Press TV has conducted an interview with Danny Schechter, editor of mediachannel.org from New York, to further talk about the issue of sharing raw intelligence data by the United States’ National Intelligence Agency with Israel.
The following is an approximate transcription of the interview.
Press TV: Mr. Schechter, first of all, how do you think the American people will react to this?
Schechter: Well, I think there is a growing concern about privacy and it is quite interesting because you have the internet companies and the telecom companies cooperating with the government and the government actually paying them for their cooperation by reimbursing them for the time that people spend on them, making data available to the government.

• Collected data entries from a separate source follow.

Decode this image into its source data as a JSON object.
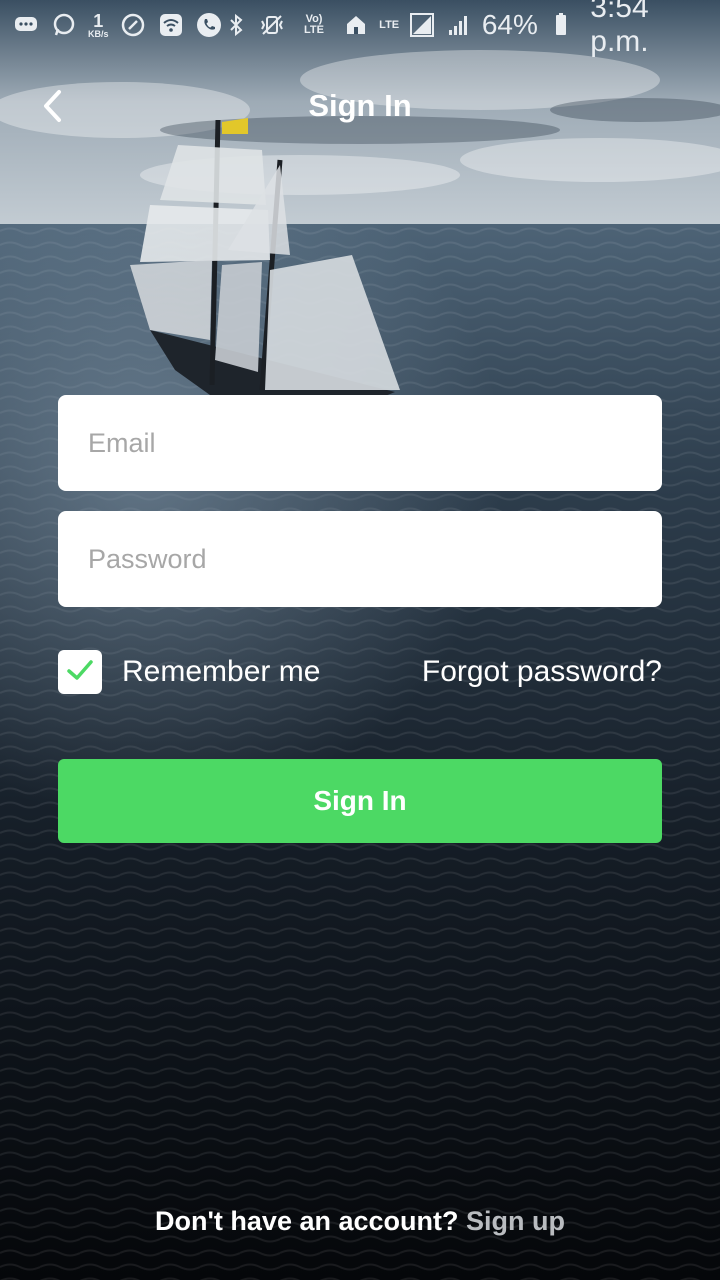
{
  "status_bar": {
    "speed_value": "1",
    "speed_unit": "KB/s",
    "volte_label": "Vo) LTE",
    "lte_label": "LTE",
    "battery_percent": "64%",
    "time": "3:54 p.m.",
    "icons": [
      "message-icon",
      "whatsapp-icon",
      "speed-indicator",
      "sync-icon",
      "wifi-icon",
      "phone-icon",
      "bluetooth-icon",
      "vibrate-icon",
      "volte-icon",
      "home-icon",
      "lte-icon",
      "signal-icon",
      "battery-icon"
    ]
  },
  "header": {
    "title": "Sign In",
    "back_icon": "chevron-left-icon"
  },
  "form": {
    "email_placeholder": "Email",
    "email_value": "",
    "password_placeholder": "Password",
    "password_value": "",
    "remember_label": "Remember me",
    "remember_checked": true,
    "forgot_label": "Forgot password?",
    "submit_label": "Sign In"
  },
  "footer": {
    "prompt": "Don't have an account?",
    "signup_label": "Sign up"
  },
  "colors": {
    "accent": "#4cd964",
    "link_muted": "#b9bcc0",
    "checkmark": "#4cd964"
  }
}
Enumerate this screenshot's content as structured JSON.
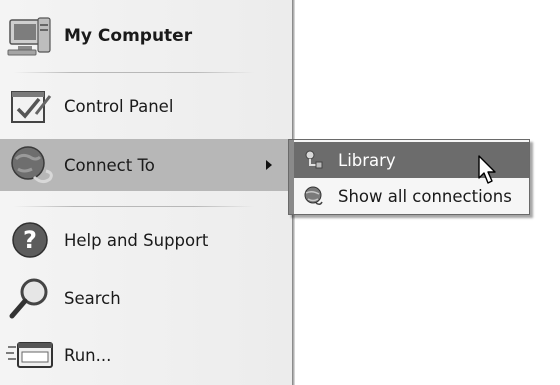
{
  "start_menu": {
    "items": [
      {
        "label": "My Computer",
        "icon": "my-computer-icon"
      },
      {
        "label": "Control Panel",
        "icon": "control-panel-icon"
      },
      {
        "label": "Connect To",
        "icon": "connect-to-icon",
        "has_submenu": true,
        "highlighted": true
      },
      {
        "label": "Help and Support",
        "icon": "help-icon"
      },
      {
        "label": "Search",
        "icon": "search-icon"
      },
      {
        "label": "Run...",
        "icon": "run-icon"
      }
    ]
  },
  "connect_to_submenu": {
    "items": [
      {
        "label": "Library",
        "icon": "network-connection-icon",
        "selected": true
      },
      {
        "label": "Show all connections",
        "icon": "network-globe-icon"
      }
    ]
  },
  "colors": {
    "highlight": "#b7b7b7",
    "selected": "#6c6c6c",
    "pane": "#f0f0f0"
  }
}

I have been in a little bit of a tiff with one company, AT&T. They say they believe in supporting privacy but when I raised this question, they said we cannot comment on national security but you know, is this national security sending people’s names and information or data to Israel? Or in this case, there was a new report out tonight that the NSA cannot say why it shared information with the CIA and the FBI.
So the NSA is looking worse every day with new revelations that put it in conflict with the rules and regulations that it is supposed to be upholding. So we have a situation of a kind of almost a rogue agency that is sharing information with other governments and with other agencies in our own government.
Press TV: And do you think the world and especially the US mainland itself has become a safer place with all this intelligence sharing?
Schechter: Well, I do not think so. I mean the US intelligence which is, you have to put quotes around ‘intelligence’, missed some of the biggest stories of the past 50 years. They missed the Iranian revolution for one thing; they missed the war between Iran and Iraq; they missed certainly 9/11.
These are not good people who have a great track record going down. So the more people they spy on does not necessarily mean the more information that is useful that they get, or that information will make us more secure. I think generally speaking, they cannot even process the information they are getting right now.
Press TV: Although these revelations are coming out by day, are we to expect the worst to come?
Schechter: Well, I think that there is more information coming out because first of all, Ed Snowden did a very gutsy thing in releasing information but I am sure there will be other and there are other whistleblowers who are going to talk about some of these issues as well and other countries.
So you know you have a growing gap between the public, which wants its privacy protected, and the government, which wants to have access to everybody’s information and that conflict is going to continue and it is going to deepen and it already is.
Press TV: At one time, we used to call and we used to label the whistleblowers as the traitors but nowadays I think the tide has turned. I mean, how do you think the people are treating the people like Edward Snowden nowadays?
Schechter: You know, Edward Snowden is living in Russia; he is not exactly free; he actually promised not to release new information.
So the information that is coming out now is the information he had earlier given to Glenn Greenwald of the Guardian, who has been publishing these disclosures.
No, no, I think the whistleblowers play a very important role in our society but the problem is they are not being protected; they are at risk and this is something that really puts our freedoms at risk as well because people who did the same, people who do have some conscience that reveal things that the American people should know are being persecuted and prosecuted.
So it is a dangerous situation and it is likely to continue as the administration becomes more paranoid, as it becomes more convinced that it cannot control the release of information. It is going to take steps that are even more insane.
Today in China, the bloggers are being targeted because they publish critical information that the public there eats up and loves.
So this is the conflict. The conflict is a fight over free information and it is a fight over whether or not the government has the right to interfere in our privacy. I do not think they should but they certainly do.